Sunday, 17 June 2018

#YourHarvest, Get the Message Out There

At the Cereals Event Tom Bradshaw, (National Farmers Union - Crops Board Chairman) launched a campaign to highlight the importance of the arable sector; raising awareness of its importance to many other sectors of UK Agriculture. Much of the grain we produce goes to feed poultry, pigs, cattle and sheep, in addition to supplying us with bread, beer and proteins. Without a profitable and vibrant arable sector this could open the door to cheaper imports, produced to lower standards, using chemicals and products that are not registered or licensed in the UK.
Grain is probably one of the easiest crops to store and then export around the world. If stored correctly it will last for years. The infrastructure is in place around the world to move grain from farms to ports and then its a relatively cheap cost to move that grain around the world. This could give us opportunities, if we can produce quality wheat but that is not reliable year on year due to the vagaries of the UK summer weather.Realistically the UK only produces about 1% of the worlds wheat-we are small fish in a very large commodity pond.

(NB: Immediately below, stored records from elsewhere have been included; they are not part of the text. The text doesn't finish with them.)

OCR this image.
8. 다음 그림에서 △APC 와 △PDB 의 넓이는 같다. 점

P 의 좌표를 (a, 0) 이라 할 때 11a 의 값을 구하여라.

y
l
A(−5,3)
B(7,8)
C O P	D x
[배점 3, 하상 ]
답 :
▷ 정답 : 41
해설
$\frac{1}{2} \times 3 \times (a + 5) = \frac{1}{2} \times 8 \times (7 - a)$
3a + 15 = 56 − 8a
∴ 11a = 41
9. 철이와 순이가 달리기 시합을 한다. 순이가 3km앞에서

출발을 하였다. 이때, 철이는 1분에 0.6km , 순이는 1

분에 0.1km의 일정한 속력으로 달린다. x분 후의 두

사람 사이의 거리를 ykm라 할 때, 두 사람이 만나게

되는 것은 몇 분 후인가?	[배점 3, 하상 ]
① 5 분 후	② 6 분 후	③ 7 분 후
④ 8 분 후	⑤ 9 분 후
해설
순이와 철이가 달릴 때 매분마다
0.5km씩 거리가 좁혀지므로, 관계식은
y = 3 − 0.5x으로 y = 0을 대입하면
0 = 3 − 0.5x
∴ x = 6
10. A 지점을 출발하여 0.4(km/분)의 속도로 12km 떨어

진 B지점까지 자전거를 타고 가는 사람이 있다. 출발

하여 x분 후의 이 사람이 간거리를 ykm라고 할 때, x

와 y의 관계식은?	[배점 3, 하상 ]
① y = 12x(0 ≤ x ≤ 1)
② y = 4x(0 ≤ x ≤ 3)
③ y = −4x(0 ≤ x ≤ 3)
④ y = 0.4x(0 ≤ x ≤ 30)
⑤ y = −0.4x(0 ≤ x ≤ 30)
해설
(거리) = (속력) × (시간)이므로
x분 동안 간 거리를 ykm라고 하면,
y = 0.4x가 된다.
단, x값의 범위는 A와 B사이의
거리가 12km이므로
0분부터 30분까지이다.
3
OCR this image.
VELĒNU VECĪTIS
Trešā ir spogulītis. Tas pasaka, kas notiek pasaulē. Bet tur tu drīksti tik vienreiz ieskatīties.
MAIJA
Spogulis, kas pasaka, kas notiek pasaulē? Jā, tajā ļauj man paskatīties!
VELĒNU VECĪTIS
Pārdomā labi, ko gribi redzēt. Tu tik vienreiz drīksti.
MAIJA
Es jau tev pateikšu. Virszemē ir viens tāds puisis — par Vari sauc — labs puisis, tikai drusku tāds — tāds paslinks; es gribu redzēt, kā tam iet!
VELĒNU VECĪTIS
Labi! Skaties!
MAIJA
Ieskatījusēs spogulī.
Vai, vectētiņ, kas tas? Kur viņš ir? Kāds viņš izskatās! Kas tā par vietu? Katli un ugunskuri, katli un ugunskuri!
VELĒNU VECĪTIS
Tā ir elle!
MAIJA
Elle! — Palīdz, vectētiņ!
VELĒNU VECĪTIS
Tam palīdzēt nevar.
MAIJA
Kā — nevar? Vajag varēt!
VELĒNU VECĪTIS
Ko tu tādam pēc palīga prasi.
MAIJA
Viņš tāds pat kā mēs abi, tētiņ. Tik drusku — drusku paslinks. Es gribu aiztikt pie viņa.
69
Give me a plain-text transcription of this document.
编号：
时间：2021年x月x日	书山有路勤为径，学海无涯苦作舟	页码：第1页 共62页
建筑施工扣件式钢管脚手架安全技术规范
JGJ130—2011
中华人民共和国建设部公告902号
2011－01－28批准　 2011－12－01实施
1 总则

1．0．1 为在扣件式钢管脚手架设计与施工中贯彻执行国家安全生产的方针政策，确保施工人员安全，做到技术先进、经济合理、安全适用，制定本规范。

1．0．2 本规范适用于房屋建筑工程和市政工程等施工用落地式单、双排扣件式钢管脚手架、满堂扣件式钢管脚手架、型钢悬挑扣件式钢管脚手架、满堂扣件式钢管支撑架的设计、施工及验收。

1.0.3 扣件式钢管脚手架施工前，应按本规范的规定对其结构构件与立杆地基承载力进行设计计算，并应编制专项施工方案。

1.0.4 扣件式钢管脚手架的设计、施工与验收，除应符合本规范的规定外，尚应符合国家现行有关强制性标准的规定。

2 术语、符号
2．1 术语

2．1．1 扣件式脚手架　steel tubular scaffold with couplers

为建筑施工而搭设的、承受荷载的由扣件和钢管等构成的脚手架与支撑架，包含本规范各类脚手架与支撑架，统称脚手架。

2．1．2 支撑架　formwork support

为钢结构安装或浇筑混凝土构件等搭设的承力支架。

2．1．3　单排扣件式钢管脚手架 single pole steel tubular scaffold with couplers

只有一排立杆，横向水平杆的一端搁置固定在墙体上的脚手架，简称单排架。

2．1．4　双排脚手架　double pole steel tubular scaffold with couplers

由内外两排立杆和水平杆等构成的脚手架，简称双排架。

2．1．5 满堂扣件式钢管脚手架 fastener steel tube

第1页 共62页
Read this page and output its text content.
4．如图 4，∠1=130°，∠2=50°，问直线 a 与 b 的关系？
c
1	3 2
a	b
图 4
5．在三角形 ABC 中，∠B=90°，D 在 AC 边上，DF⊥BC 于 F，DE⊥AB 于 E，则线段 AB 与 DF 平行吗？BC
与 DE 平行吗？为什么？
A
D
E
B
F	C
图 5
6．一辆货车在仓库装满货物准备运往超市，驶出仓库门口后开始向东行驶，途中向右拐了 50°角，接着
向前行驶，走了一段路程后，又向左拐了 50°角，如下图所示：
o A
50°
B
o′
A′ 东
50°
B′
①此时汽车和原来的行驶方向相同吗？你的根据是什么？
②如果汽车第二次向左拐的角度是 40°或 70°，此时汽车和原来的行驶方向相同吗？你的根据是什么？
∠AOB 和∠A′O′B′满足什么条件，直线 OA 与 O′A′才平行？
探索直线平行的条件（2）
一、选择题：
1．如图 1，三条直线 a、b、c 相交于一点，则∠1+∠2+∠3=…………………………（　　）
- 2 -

So here is the idea. If you are an arable farmer (or any farmer for that matter) use this harvest as an opportunity to show people what you do; what you grow and how that is relevant to everyone else in the country. Tweet loads of pictures of #YourHarvest and use the hashtag.
Find your local MP and invite them out to the farm. In fact invite those from neighbouring constituencies as well and spend a few hours doing a spot of show and tell. Remind them about the technology we use to ensure we are efficient with our crop inputs, that pesticides and fertiliser applied stay in the field. Show them the margins with wildflowers; the wild birdseed mixtures; the fallow plots and the woodland, the new hedges and the trees planted. We have to get this message across. 2 hours is nothing compared to what is at stake over the next 25 years.